After initially insisting on fan attendance for the 2020 Indianapolis 500 at Indianapolis Motor Speedway, Roger Penske has decided to close the race to spectators later this month, according to an AP News report on Aug. 4.
The coronavirus pandemic delayed the start of the NTT IndyCar Series season and, as a result, the 500, which was moved from its typical Memorial Day weekend date in May to a late August weekend. The date change is the first ever for the 500-mile event, and 2020 also marks the first time that no spectators will be admitted.
Penske bought the track early in 2020, later saying the race wouldn’t be run without fans when the pandemic’s impact became evident. However, the severity of the virus and concerns over its spread forced Penske’s hand in barring fans and keeping the race on the schedule.
“We didn’t buy the speedway for one year, we bought it for generations to come, and it’s important to our reputation to do the right thing,” Penske said.
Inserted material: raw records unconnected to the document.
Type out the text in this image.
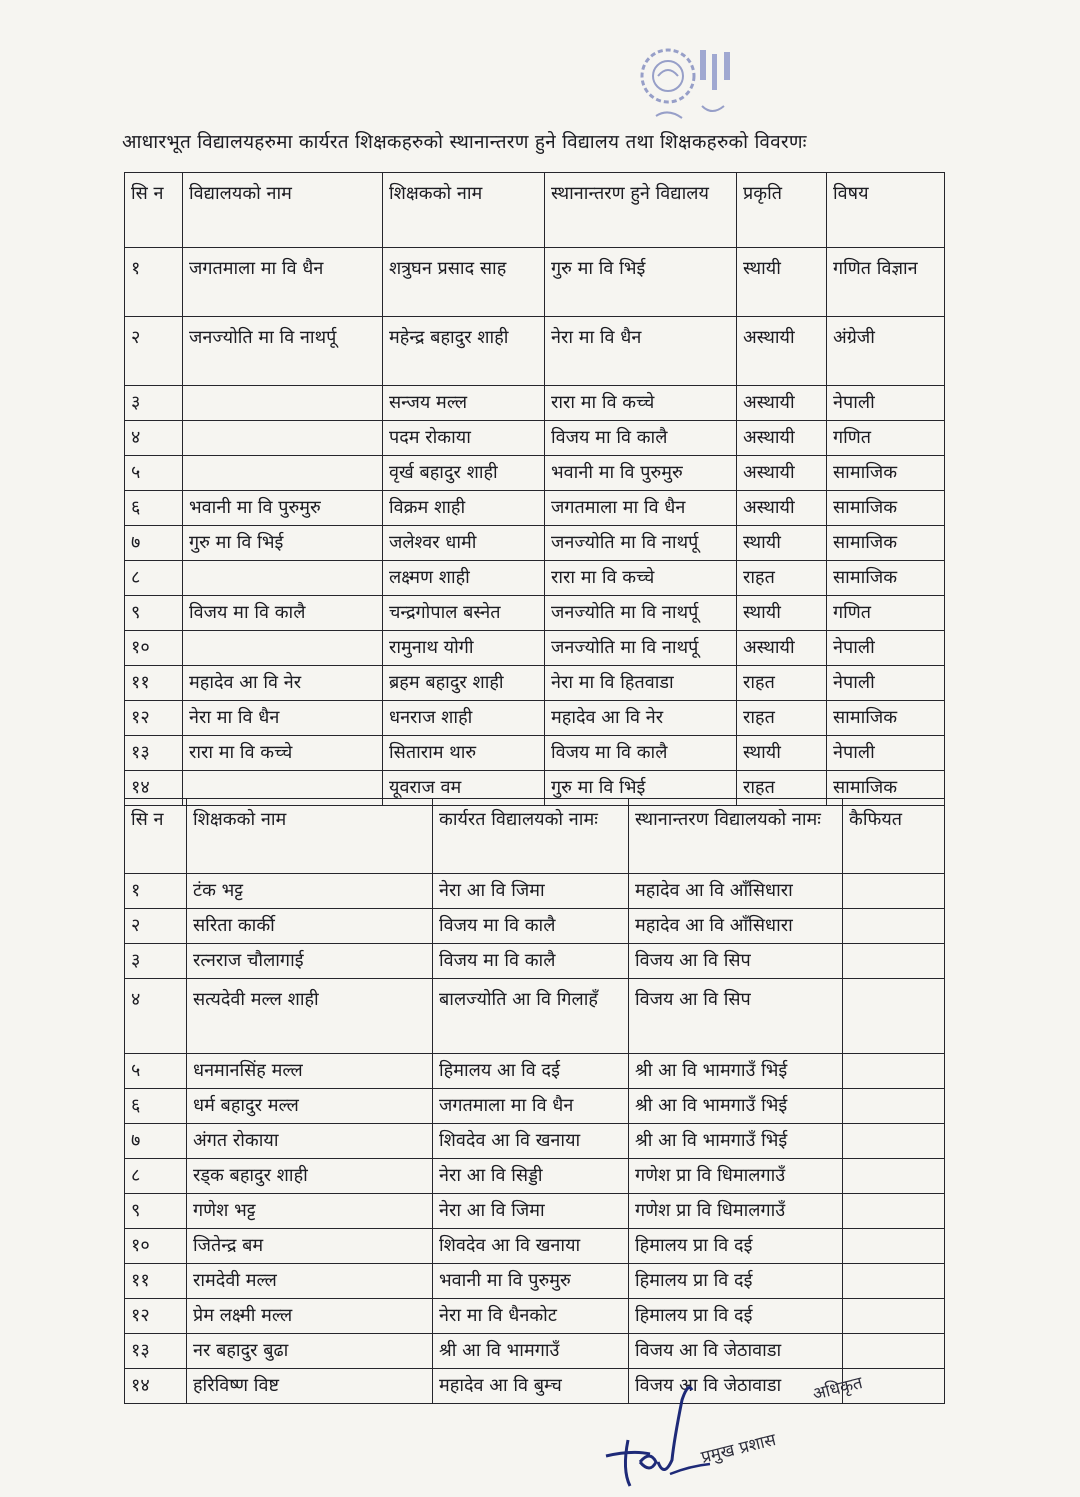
आधारभूत विद्यालयहरुमा कार्यरत शिक्षकहरुको स्थानान्तरण हुने विद्यालय तथा शिक्षकहरुको विवरणः
सि न	विद्यालयको नाम	शिक्षकको नाम	स्थानान्तरण हुने विद्यालय	प्रकृति	विषय
१	जगतमाला मा वि धैन	शत्रुघन प्रसाद साह	गुरु मा वि भिई	स्थायी	गणित विज्ञान
२	जनज्योति मा वि नाथर्पू	महेन्द्र बहादुर शाही	नेरा मा वि धैन	अस्थायी	अंग्रेजी
३		सन्जय मल्ल	रारा मा वि कच्चे	अस्थायी	नेपाली
४		पदम रोकाया	विजय मा वि कालै	अस्थायी	गणित
५		वृर्ख बहादुर शाही	भवानी मा वि पुरुमुरु	अस्थायी	सामाजिक
६	भवानी मा वि पुरुमुरु	विक्रम शाही	जगतमाला मा वि धैन	अस्थायी	सामाजिक
७	गुरु मा वि भिई	जलेश्वर धामी	जनज्योति मा वि नाथर्पू	स्थायी	सामाजिक
८		लक्ष्मण शाही	रारा मा वि कच्चे	राहत	सामाजिक
९	विजय मा वि कालै	चन्द्रगोपाल बस्नेत	जनज्योति मा वि नाथर्पू	स्थायी	गणित
१०		रामुनाथ योगी	जनज्योति मा वि नाथर्पू	अस्थायी	नेपाली
११	महादेव आ वि नेर	ब्रहम बहादुर शाही	नेरा मा वि हितवाडा	राहत	नेपाली
१२	नेरा मा वि धैन	धनराज शाही	महादेव आ वि नेर	राहत	सामाजिक
१३	रारा मा वि कच्चे	सिताराम थारु	विजय मा वि कालै	स्थायी	नेपाली
१४		यूवराज वम	गुरु मा वि भिई	राहत	सामाजिक
सि न	शिक्षकको नाम	कार्यरत विद्यालयको नामः	स्थानान्तरण विद्यालयको नामः	कैफियत
१	टंक भट्ट	नेरा आ वि जिमा	महादेव आ वि आँसिधारा	
२	सरिता कार्की	विजय मा वि कालै	महादेव आ वि आँसिधारा	
३	रत्नराज चौलागाई	विजय मा वि कालै	विजय आ वि सिप	
४	सत्यदेवी मल्ल शाही	बालज्योति आ वि गिलाहँ	विजय आ वि सिप	
५	धनमानसिंह मल्ल	हिमालय आ वि दई	श्री आ वि भामगाउँ भिई	
६	धर्म बहादुर मल्ल	जगतमाला मा वि धैन	श्री आ वि भामगाउँ भिई	
७	अंगत रोकाया	शिवदेव आ वि खनाया	श्री आ वि भामगाउँ भिई	
८	रड्क बहादुर शाही	नेरा आ वि सिड्डी	गणेश प्रा वि धिमालगाउँ	
९	गणेश भट्ट	नेरा आ वि जिमा	गणेश प्रा वि धिमालगाउँ	
१०	जितेन्द्र बम	शिवदेव आ वि खनाया	हिमालय प्रा वि दई	
११	रामदेवी मल्ल	भवानी मा वि पुरुमुरु	हिमालय प्रा वि दई	
१२	प्रेम लक्ष्मी मल्ल	नेरा मा वि धैनकोट	हिमालय प्रा वि दई	
१३	नर बहादुर बुढा	श्री आ वि भामगाउँ	विजय आ वि जेठावाडा	
१४	हरिविष्ण विष्ट	महादेव आ वि बुम्च	विजय आ वि जेठावाडा	
प्रमुख प्रशास
अधिकृत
“We need to be safe and smart about this,” Penske added. “Obviously we want full attendance, but we don’t want to jeopardize the health and safety of our fans and the community. We also don’t want to jeopardize the ability to hold a successful race.”
Indianapolis has a permanent seating capacity of nearly 250,000, while infield seating brings the total closer to 400,000. According to the report, the primary factor in Penske’s decision was a sustained rise in cases in Marion County, Ind., where the track is located.
In the United States, the pandemic has resulted in nearly 5 million cases and more than 150,000 deaths. Indiana alone has more than 70,000 cases, with almost 6,000 in the past week.
Opening practice for the Indy 500 was also canned on Aug. 3, meaning the teams will have one less day to make laps around the 2.5-mile circuit.
The 2020 Indianapolis 500 is set to be run on Aug. 23, with the green flag scheduled for shortly after 1 p.m. ET. Simon Pagenaud is the defending winner, out-dueling Alexander Rossi last year for his first 500 victory.